Puzzles have always been an important part of Delusion’s stories (my mind is still blown from the moving wall from Lies Within). Never before has that been so prevalent than in His Crimson Queen. In fact, approximately half-way through the experience, guests find themselves in a straight-up escape room situation of sorts, where they must all split up and search for specific artifacts and then figure out what to do with them to unlock the story so they may proceed. Reflecting back on our experience, it seemed a little out of place, considering how guided the rest of Delusion is and always has been. Further pondering has me feeling that while a bit out of place, the “escape room” portion of His Crimson Queen wasn’t forced or so unnatural that it was jarring, or even just a tad out of sorts. This practically seamless integration of a popular trend into the fabric of a complicated story – is impressive. Again, major props to Jon and his team for pulling this off so nicely.
Delusion: His Crimson Queen lasts just over an hour, which is a really great experience length for something like this. You leave Delusion feeling satisfied, and never once have the urge to glance at your watch out of boredom. In an industry where companies are charging really high prices for their experiences, you can be certain that Delusion delivers what you pay for. Jon Braver and his crew have done this long enough and Delusion has more than proven itself; it’s one of very few seasonal productions here in Southern California that people generally don’t balk at due to its price point. Delusion has earned our respect, the team has earned our money, and judging by the reaction of our peers, friends and others – Delusion has yet again, reaffirmed itself as one of the Southland’s must-see attractions for the fall/Halloween season.
Currently, Delusion is hopeful that it will be extended into November. If that happens, tickets will be released and will definitely sell-out very quickly. To have the best possible chance at getting tickets, we suggest you sign up on the Delusion website for their newsletter. The crew has stated numerous times that is the best way to be kept up-to-date with the latest information regarding the show and its possible extension.

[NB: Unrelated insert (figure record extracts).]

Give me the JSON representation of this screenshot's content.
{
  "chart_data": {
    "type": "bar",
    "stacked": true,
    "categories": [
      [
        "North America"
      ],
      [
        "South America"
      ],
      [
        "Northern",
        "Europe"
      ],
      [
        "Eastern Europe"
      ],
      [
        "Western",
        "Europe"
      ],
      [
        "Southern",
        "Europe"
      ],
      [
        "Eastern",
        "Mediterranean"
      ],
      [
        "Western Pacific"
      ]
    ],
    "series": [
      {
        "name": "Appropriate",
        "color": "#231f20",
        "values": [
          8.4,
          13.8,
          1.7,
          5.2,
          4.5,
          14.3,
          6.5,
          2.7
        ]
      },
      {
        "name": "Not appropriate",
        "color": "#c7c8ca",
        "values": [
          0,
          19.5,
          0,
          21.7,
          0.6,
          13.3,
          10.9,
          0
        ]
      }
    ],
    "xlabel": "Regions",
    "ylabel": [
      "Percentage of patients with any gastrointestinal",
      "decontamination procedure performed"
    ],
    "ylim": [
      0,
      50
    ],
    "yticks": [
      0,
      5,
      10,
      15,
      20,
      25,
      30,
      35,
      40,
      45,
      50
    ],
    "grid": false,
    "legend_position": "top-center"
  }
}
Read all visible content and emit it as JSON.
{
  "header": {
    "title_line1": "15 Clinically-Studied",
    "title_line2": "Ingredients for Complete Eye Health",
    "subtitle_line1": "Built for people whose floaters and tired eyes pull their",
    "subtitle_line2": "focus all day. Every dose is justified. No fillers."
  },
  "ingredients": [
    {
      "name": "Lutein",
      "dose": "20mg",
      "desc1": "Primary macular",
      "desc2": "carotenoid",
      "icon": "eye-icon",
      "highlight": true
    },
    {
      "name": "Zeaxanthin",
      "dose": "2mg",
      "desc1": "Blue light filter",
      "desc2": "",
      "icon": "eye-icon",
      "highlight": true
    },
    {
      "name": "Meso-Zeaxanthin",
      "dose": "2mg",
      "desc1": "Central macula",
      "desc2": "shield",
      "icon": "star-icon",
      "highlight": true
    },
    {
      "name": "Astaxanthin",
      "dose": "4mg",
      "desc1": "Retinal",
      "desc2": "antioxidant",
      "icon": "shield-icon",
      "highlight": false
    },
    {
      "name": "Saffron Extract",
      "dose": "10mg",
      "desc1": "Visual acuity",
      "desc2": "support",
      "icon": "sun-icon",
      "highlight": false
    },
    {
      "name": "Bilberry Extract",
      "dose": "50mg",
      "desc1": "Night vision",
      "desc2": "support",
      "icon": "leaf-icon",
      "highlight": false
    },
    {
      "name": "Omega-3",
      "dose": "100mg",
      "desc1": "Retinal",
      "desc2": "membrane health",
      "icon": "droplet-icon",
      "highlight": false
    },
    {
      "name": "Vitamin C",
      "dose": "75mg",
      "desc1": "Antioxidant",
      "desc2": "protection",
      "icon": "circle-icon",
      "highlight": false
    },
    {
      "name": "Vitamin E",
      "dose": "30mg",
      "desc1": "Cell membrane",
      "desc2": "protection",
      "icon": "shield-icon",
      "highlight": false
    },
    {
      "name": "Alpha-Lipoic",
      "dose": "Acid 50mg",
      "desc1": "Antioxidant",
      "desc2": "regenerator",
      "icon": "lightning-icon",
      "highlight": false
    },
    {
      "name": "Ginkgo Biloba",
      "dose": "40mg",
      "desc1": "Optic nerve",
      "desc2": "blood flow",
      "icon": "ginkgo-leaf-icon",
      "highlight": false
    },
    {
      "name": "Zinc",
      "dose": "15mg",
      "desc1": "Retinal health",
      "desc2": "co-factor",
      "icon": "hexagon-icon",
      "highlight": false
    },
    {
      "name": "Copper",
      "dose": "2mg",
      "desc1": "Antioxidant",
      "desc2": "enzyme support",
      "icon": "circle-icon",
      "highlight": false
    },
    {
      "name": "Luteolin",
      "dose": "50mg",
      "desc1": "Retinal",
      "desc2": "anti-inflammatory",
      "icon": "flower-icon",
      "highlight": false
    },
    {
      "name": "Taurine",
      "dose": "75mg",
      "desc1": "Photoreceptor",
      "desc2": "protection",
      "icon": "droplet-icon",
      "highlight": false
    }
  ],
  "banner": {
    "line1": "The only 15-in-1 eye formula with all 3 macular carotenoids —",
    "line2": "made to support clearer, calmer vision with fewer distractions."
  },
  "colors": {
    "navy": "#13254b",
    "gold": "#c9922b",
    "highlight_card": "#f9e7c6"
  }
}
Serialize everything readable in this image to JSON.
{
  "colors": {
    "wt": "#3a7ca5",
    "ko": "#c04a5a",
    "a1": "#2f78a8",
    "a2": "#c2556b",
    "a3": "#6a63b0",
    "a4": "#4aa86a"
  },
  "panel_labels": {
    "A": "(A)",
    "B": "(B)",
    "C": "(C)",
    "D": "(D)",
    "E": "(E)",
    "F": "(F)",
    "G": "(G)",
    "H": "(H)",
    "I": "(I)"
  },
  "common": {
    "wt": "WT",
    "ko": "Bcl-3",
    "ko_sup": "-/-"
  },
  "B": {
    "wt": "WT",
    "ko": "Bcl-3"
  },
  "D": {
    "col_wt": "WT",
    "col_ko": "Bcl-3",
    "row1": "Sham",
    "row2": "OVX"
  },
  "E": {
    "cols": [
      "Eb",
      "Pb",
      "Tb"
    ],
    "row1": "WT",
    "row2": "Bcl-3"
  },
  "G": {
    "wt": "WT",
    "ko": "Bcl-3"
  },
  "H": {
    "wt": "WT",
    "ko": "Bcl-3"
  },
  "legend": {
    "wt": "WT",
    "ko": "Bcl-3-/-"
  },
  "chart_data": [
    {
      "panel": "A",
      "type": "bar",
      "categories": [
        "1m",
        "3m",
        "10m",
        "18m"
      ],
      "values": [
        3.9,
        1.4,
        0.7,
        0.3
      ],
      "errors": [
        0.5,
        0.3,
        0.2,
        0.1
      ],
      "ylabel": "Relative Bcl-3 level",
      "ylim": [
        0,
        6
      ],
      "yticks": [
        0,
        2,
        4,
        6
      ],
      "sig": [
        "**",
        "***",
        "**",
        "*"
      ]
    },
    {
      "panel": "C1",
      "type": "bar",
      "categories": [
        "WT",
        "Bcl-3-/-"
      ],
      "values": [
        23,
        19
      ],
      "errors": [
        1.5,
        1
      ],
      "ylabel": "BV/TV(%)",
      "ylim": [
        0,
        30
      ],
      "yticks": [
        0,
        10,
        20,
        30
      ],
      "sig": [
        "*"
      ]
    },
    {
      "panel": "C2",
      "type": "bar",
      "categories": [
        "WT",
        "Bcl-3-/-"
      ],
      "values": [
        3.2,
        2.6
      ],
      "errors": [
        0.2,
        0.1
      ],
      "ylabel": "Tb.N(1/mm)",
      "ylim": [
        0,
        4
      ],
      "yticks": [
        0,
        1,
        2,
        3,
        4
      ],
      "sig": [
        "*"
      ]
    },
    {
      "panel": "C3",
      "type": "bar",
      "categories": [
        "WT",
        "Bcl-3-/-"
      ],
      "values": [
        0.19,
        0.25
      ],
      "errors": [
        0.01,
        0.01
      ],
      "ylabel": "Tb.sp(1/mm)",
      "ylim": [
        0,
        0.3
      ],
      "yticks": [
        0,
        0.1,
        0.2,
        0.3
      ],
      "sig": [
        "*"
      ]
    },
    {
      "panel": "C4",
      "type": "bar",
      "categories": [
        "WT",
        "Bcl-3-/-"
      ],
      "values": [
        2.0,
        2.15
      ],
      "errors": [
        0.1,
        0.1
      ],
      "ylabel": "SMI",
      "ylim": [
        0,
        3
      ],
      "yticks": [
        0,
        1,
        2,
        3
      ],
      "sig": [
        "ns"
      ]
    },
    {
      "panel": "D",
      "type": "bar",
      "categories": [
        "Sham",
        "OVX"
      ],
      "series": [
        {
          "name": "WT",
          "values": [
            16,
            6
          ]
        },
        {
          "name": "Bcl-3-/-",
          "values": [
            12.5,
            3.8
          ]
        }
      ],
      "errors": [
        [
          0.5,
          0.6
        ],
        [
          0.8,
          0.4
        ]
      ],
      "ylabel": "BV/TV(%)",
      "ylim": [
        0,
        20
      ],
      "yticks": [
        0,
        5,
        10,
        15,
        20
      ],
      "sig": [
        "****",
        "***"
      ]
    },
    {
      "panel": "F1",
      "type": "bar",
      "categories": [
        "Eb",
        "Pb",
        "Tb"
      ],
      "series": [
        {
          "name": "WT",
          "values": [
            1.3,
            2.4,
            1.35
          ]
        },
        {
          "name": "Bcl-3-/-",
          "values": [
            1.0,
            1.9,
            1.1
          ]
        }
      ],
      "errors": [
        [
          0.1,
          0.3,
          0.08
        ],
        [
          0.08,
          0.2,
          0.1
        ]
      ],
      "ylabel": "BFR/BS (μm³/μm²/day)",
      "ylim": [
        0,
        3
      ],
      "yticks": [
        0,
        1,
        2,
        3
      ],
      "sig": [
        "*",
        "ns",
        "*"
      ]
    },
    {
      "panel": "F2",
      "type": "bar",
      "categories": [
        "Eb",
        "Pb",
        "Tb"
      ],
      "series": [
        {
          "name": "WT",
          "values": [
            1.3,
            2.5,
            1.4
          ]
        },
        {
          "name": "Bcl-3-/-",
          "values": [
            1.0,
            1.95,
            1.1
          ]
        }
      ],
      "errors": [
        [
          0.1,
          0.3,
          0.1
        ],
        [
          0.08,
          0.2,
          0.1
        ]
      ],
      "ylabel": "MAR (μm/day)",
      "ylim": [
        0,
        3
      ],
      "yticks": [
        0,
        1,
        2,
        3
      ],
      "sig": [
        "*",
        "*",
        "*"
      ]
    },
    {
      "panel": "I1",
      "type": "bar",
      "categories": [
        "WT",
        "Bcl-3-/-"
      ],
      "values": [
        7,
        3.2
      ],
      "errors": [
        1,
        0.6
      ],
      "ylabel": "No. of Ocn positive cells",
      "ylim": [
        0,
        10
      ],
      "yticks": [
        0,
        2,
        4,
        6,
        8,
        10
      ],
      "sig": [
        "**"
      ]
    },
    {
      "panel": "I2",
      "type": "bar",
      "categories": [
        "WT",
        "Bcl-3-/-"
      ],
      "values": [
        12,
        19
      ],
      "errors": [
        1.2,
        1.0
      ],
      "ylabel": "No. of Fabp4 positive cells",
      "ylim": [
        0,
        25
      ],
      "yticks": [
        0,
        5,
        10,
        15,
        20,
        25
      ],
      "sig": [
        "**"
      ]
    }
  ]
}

Thank you to the cast and crew of Delusion 2016; you should all be very proud of your work. We are grateful for the opportunity to see what you have been working so exhaustively on these past several months. Your blood, sweat and tears have paid off. Delusion is haunting, beautiful, entertaining, and serves as a not-so-subtle reminder that Southern California truly is the best place in the world for Halloween experiences of all types.